Deficientes físicos também tem acesso à informação.  A versão eletrônica do livreto está disponível em formato sem barreiras no site da Confederação Suíça. Além disso, iniciativas privadas oferecem material informativo adicional baseado no conteúdo preparado pelo governo suíço e voltado para públicos especiais. “Sei de casos em que os livretos de votação são lidos frente a um microfone e gravados em cassetes, para depois serem distribuídos aos cegos. Também existem textos produzidos em grandes caracteres, permitindo uma leitura mais fácil”, cita Thomas Abegglen.

Na era da internet, o governo debate formas de modernizar a linguagem dos livretos de votação, mas esbarra em barreiras legais. “Existem discussões nesse sentido, mas a lei não nos dá muita margem de manobra: ela prevê a publicação dessas recomendações em formas bem precisas”. Porém Abegglen não descarta o uso da tecnologia no site do órgão. “Já começamos a incluir vídeos, gráficos simples ou textos adicionais voltados para públicos específicos como os jovens”, afirma.

O grande esforço empregado para informar ao eleitor não está livre, porém, de erros. Em 2011, juízes do Tribunal Federal criticaram o livreto do plebiscito de reforma fiscal para empresas II como “incompleta” e “errônea”. Em 2013, o livreto colocou os farmacêuticos em uma posição política incorreta no plebiscito sobre a Lei de epidemias. Em 2014, o texto da iniciativa “Ecopop” foi traduzido incorretamente para o francês. Em todos esses casos, a Chancelaria Federal corrige imediatamente os textos, mesmo se não pode reimprimir os livretos. “Nesse caso publicamos um comunicado público e fazemos as correções na versão online”, diz Abegglen.

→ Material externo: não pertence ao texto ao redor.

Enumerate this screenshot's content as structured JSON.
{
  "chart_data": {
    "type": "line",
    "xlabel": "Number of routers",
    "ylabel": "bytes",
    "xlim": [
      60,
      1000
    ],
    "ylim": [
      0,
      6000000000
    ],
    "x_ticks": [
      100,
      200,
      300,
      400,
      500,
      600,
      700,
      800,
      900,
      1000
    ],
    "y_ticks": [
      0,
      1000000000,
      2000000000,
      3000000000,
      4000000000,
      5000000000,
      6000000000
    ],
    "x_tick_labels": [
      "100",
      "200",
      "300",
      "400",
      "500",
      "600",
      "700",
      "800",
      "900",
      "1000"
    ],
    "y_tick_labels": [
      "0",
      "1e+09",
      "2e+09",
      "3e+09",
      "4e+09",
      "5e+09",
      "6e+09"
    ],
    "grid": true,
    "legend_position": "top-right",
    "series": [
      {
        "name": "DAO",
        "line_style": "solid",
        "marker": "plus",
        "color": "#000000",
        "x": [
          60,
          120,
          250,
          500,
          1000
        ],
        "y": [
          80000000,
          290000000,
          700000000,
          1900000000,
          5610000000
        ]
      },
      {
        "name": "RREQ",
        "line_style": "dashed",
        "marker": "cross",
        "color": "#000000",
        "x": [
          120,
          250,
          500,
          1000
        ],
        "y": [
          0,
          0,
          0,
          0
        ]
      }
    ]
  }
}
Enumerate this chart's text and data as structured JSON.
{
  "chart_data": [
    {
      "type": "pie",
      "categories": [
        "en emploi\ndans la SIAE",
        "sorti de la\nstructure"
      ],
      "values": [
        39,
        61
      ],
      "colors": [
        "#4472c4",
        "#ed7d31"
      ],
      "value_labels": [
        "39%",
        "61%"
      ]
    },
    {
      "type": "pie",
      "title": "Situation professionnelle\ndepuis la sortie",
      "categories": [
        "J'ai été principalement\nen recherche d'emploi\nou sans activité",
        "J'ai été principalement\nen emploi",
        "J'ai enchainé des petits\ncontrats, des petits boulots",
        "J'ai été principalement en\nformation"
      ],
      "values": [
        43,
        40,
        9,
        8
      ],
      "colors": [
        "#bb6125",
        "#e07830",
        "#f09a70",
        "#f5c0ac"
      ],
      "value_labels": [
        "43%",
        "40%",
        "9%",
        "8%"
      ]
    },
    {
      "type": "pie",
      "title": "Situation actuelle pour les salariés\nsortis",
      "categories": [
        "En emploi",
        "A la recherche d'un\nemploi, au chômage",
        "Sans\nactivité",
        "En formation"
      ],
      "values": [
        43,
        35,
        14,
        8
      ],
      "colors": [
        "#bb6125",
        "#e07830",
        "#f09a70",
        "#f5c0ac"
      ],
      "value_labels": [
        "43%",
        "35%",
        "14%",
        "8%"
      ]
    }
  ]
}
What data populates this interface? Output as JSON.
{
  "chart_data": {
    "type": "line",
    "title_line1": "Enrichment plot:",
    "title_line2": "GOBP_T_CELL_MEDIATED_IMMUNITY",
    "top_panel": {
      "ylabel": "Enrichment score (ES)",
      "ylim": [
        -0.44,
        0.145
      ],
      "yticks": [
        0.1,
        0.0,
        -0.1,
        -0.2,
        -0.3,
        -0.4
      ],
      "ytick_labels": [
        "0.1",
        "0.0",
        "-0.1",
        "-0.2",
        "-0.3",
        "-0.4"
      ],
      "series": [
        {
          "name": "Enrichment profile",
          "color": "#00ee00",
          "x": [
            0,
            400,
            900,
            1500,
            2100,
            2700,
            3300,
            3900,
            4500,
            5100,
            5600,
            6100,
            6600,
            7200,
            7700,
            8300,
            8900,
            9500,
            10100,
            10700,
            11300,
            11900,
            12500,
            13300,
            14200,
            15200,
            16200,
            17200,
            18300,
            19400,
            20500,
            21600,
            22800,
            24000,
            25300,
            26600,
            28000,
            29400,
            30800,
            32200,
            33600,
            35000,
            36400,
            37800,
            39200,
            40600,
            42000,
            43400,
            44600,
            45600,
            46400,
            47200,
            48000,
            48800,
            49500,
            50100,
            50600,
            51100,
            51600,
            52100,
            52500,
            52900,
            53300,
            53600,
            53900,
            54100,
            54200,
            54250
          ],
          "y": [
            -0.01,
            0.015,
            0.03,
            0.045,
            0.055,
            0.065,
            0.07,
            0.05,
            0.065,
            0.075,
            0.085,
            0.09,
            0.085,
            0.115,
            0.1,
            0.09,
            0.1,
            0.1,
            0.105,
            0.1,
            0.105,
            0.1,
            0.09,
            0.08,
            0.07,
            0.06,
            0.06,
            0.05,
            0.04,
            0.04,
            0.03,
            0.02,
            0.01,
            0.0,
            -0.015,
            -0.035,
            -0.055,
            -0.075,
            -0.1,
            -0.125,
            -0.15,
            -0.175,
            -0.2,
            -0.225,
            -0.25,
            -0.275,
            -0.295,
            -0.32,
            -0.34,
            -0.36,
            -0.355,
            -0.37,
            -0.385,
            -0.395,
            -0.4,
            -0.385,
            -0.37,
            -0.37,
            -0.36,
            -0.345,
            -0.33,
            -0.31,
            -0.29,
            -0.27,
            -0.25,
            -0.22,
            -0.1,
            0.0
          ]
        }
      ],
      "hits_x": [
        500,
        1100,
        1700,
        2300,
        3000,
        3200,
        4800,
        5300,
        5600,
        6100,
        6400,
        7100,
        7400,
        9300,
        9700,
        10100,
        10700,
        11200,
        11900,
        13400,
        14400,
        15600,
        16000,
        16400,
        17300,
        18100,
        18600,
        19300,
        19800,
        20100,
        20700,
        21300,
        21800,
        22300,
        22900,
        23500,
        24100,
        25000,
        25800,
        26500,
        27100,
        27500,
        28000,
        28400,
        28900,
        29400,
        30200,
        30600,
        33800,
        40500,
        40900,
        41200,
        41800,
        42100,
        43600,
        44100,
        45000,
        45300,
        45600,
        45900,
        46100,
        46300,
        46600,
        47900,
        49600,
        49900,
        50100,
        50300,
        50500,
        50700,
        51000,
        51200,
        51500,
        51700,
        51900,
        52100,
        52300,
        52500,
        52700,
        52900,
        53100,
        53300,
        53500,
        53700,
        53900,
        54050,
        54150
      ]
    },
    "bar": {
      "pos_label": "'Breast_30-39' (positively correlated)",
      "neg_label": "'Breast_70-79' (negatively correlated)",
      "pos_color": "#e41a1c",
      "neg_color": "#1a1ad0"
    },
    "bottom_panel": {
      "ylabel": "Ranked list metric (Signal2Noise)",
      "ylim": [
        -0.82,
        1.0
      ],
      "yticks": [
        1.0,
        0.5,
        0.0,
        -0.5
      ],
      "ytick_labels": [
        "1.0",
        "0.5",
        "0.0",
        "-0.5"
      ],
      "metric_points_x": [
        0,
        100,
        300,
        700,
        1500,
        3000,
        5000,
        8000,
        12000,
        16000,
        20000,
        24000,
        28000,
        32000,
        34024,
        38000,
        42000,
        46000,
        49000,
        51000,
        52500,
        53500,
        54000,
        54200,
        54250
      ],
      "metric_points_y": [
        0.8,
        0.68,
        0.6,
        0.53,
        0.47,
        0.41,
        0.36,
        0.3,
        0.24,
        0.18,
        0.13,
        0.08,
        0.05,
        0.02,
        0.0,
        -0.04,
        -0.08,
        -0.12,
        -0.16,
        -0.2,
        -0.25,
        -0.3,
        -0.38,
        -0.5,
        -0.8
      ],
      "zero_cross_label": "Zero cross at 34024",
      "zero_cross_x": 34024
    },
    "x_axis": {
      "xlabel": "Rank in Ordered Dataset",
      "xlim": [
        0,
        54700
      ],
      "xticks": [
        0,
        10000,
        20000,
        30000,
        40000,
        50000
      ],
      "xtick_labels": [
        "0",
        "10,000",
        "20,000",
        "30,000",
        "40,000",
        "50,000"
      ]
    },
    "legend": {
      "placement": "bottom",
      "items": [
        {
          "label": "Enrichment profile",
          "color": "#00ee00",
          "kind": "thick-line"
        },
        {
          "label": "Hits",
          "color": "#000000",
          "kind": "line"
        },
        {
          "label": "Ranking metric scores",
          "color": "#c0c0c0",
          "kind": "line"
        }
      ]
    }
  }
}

E questionado sobre a crítica de influência externa nos textos, o ex-coordenador refuta a suspeita. “Sabemos que alguns comitês chegaram a contratar empresas de relações públicas, mas descarto qualquer influência externa em tudo o que está sob a nossa responsabilidade”, afirma Abegglen, para quem o livreto é algo único. “Não conheço nenhum exemplo no mundo de um trabalho parecido de informar o eleitor.”

Livretos de votação

É o material informativo preparado pelo governo – federal, cantonal (estadual) e comunal (municipal) – e enviado com antecedência aos eleitores com objetivo de facilitar a compreensão do tema e o voto em um plebiscito.

Para os plebiscitos nacionais, o órgão responsável pela produção do livreto de votação é a Chancelaria Federal. Ela contém o texto original da iniciativa, esclarecimentos do Conselho Federal (governo), argumentos dos defensores e opositores assim como recomendações de voto do governo e do Parlamento.

Os trabalhos de redação começam seis meses antes do plebiscito. Finalizados, geralmente o livreto é enviada aos eleitores três semanas antes junto com outros livretos de plebiscitos cantonais e/ou comunais, estes preparados pelas autoridades locais.

Com 5,4 milhões de exemplares, o livreto de votação é considerado a publicação com a maior tiragem do país. Ela é publicada nos quatro idiomas nacionais: francês, alemão, italiano e reto-romano. Segundo pesquisas de opinião, a taxa de atenção chega até 90% dos leitores em plebiscitos de temas considerados mais complexos.